I have to confess to a serious diagram bias. I am very visual and whenever I open a requirements document, a project charter or a solution blueprint, I flip through and search for visuals first. If I don’t find any diagrams or models, and faced with reading through dozen of pages of text and bullet points, I would feel prejudiced before I even start.
Why prejudiced? Here’s is what I think – feel free to disagree. If someone went to all the trouble of writing so much text about a business problem, a new desired solution or to capture analysis of an existing problem, and could not come up with a single diagram to illustrate their analysis, I can’t help but doubt the quality of their analysis.
When faced with a lot of information, how do you make sense of it? How do you structure it and check whether what you’ve captured presents a complete picture? What is a complete picture, anyway? A simple diagram with a few boxes and arrows can do wonders in helping map out the future state and find gaps in the analysis.
And once the requirements are analyzed and captured, how do you validate the results of your analysis with the stakeholders?
I’ve attended quite a few requirements walkthroughs where a business analyst took an approach of reading requirement statements one by one to a group of people.

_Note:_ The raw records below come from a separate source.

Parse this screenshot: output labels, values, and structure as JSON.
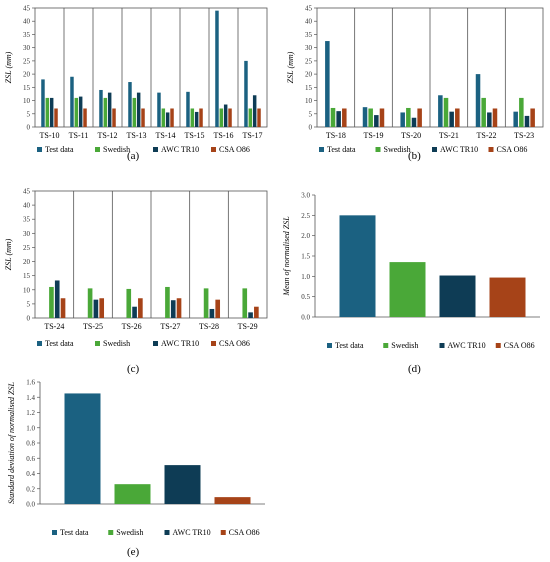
{
  "colors": {
    "test": "#1b6181",
    "swedish": "#4aa838",
    "awc": "#0e3c55",
    "csa": "#a64318"
  },
  "legend": [
    "Test data",
    "Swedish",
    "AWC TR10",
    "CSA O86"
  ],
  "chart_data": [
    {
      "type": "bar",
      "panel": "(a)",
      "ylabel": "ZSL (mm)",
      "ylim": [
        0,
        45
      ],
      "yticks": [
        0,
        5,
        10,
        15,
        20,
        25,
        30,
        35,
        40,
        45
      ],
      "categories": [
        "TS-10",
        "TS-11",
        "TS-12",
        "TS-13",
        "TS-14",
        "TS-15",
        "TS-16",
        "TS-17"
      ],
      "series": [
        {
          "name": "Test data",
          "values": [
            18,
            19,
            14,
            17,
            13,
            13.3,
            44,
            25
          ]
        },
        {
          "name": "Swedish",
          "values": [
            11,
            11,
            11,
            11,
            7,
            7,
            7,
            7
          ]
        },
        {
          "name": "AWC TR10",
          "values": [
            11,
            11.5,
            13,
            13,
            5.5,
            5.7,
            8.5,
            12
          ]
        },
        {
          "name": "CSA O86",
          "values": [
            7,
            7,
            7,
            7,
            7,
            7,
            7,
            7
          ]
        }
      ]
    },
    {
      "type": "bar",
      "panel": "(b)",
      "ylabel": "ZSL (mm)",
      "ylim": [
        0,
        45
      ],
      "yticks": [
        0,
        5,
        10,
        15,
        20,
        25,
        30,
        35,
        40,
        45
      ],
      "categories": [
        "TS-18",
        "TS-19",
        "TS-20",
        "TS-21",
        "TS-22",
        "TS-23"
      ],
      "series": [
        {
          "name": "Test data",
          "values": [
            32.5,
            7.5,
            5.5,
            12,
            20,
            5.8
          ]
        },
        {
          "name": "Swedish",
          "values": [
            7.2,
            7,
            7.2,
            11,
            11,
            11
          ]
        },
        {
          "name": "AWC TR10",
          "values": [
            6,
            4.5,
            3.5,
            5.8,
            5.5,
            4.2
          ]
        },
        {
          "name": "CSA O86",
          "values": [
            7,
            7,
            7,
            7,
            7,
            7
          ]
        }
      ]
    },
    {
      "type": "bar",
      "panel": "(c)",
      "ylabel": "ZSL (mm)",
      "ylim": [
        0,
        45
      ],
      "yticks": [
        0,
        5,
        10,
        15,
        20,
        25,
        30,
        35,
        40,
        45
      ],
      "categories": [
        "TS-24",
        "TS-25",
        "TS-26",
        "TS-27",
        "TS-28",
        "TS-29"
      ],
      "series": [
        {
          "name": "Test data",
          "values": [
            0,
            0,
            0,
            0,
            0,
            0
          ]
        },
        {
          "name": "Swedish",
          "values": [
            11,
            10.5,
            10.3,
            11,
            10.5,
            10.5
          ]
        },
        {
          "name": "AWC TR10",
          "values": [
            13.3,
            6.5,
            4,
            6.3,
            3.2,
            2
          ]
        },
        {
          "name": "CSA O86",
          "values": [
            7,
            7,
            7,
            7,
            6.5,
            4
          ]
        }
      ]
    },
    {
      "type": "bar",
      "panel": "(d)",
      "ylabel": "Mean of normalised  ZSL",
      "ylim": [
        0,
        3
      ],
      "yticks": [
        0.0,
        0.5,
        1.0,
        1.5,
        2.0,
        2.5,
        3.0
      ],
      "categories": [
        "Test data",
        "Swedish",
        "AWC TR10",
        "CSA O86"
      ],
      "values": [
        2.5,
        1.35,
        1.02,
        0.97
      ]
    },
    {
      "type": "bar",
      "panel": "(e)",
      "ylabel": "Standard deviation of normalised  ZSL",
      "ylim": [
        0,
        1.6
      ],
      "yticks": [
        0.0,
        0.2,
        0.4,
        0.6,
        0.8,
        1.0,
        1.2,
        1.4,
        1.6
      ],
      "categories": [
        "Test data",
        "Swedish",
        "AWC TR10",
        "CSA O86"
      ],
      "values": [
        1.45,
        0.26,
        0.51,
        0.09
      ]
    }
  ]
}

And if a project manager made a comment about the pace and “getting through the whole document”, then the analyst would just try to read faster.
I don’t know about you, but it just does not work for me. I don’t need anyone to read to me. My comprehension is so much better when I read by myself. But my understanding and the speed with which I can catch up with the message increases manifold when I can see a simple model that sets the context me, highlights the main steps in a process or main actors and use cases being discussed.
Sometimes I would ask a question in the middle of a review, and in response the analyst might get up and start drawing a simple diagram on the whiteboard. A couple of boxes, circles, arrows or lines connecting them appear on the whiteboard. Short labels are added, a marker in a different colour adds some context…. And lo and behold, the fog clears, and the picture in front of me starts to makes sense.
After I watch a model appear on the board and thank the presenter for the visual, my next comment usually is:
— This was useful for me, and may be useful to others. Why isn’t it already captured to illustrate the requirements?
If you need to draw a picture to explain your analysis – do you want to draw it again and again when asked the same question again and again? Why not draw it, capture and share going forward? You might be able to reduce the volume of your documentation, save some trees and ink, save valuable time for yourself and your stakeholders, and reach a better understanding of the requirements in the end.
Modeling is not a dark art. Basic models and diagrams are very simple and easy to understand. They allow representing complex structures and relationships in a simplified visual that highlights what is important, and hides unnecessary details.
Diagrams are not the extra work you have to do after you’ve completed analysis. Creating diagrams and models makes your analysis more focused and efficient.
So if you have finished requirements analysis and did not create a single diagram, can you be sure that your analysis is complete?